Finally, appellant charges error in the conclusion of
the trial court that question of the alleged partnership
was not raised by the answer. There was no
error. The answer did not contain specific denial of partnership,
which was necessary to make an issue thereabout; the
general denial did not. Griffin v. McCain, 126 S.C. 506,
120 S.E. 95; Grand Piano Co. v. Lewis, 1942, 179 Va. 281,
19 S.E.2d 86. "In a number of jurisdictions,
however, under statutes or rules of court, a plea of the general
issue does not raise the issue of the existence of the
partnership alleged." 68 C.J.S. Partnership § 221, b, p. 710.

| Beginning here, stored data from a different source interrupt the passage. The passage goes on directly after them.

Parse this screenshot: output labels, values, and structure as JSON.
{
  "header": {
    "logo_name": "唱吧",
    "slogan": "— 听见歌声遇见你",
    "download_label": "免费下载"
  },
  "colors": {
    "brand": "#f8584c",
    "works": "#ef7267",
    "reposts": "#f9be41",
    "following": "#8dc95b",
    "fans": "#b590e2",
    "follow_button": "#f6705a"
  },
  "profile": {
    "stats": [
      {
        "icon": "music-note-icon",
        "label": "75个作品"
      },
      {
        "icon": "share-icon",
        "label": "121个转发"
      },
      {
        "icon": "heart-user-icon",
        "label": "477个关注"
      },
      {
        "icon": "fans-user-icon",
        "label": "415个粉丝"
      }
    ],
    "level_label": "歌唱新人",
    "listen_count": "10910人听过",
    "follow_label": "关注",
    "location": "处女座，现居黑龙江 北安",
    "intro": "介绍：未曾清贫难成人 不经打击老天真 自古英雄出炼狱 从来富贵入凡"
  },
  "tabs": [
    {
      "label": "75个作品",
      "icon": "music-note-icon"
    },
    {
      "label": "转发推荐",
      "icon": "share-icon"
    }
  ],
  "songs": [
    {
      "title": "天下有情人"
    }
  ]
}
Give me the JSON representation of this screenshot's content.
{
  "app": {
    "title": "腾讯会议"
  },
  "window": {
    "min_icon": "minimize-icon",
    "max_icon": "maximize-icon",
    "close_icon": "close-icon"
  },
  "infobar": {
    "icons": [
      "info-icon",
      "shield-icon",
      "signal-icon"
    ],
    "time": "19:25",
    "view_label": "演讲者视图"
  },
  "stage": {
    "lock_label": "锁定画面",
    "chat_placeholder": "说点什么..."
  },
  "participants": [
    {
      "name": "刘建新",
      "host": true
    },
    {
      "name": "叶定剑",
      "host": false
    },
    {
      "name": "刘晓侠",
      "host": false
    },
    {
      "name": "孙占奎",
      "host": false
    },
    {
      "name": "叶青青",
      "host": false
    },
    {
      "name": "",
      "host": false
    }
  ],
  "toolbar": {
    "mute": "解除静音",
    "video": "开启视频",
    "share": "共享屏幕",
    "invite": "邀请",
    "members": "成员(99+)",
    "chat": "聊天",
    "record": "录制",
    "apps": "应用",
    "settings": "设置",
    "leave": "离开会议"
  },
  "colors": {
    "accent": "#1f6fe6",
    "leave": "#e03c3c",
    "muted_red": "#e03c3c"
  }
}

Nor was it error, certainly not an abuse of the court's discretion, within which it lay, to deny the motion of appellant to amend his answer to belatedly deny the partnership. It came after the close of plaintiff's case and it would have been unfair to it to then inject an issue which was not made by the pleadings upon which the parties went to trial. If allowed, it would have substantially changed the defense: indeed, it would have interposed a new defense. Sec. 10-692, Code of 1952. Cuthbert v. Brown, 49 S.C. 513, 27 S.E. 485; Martin v. Fowler, 51 S.C. 164, 28 S.E. 312.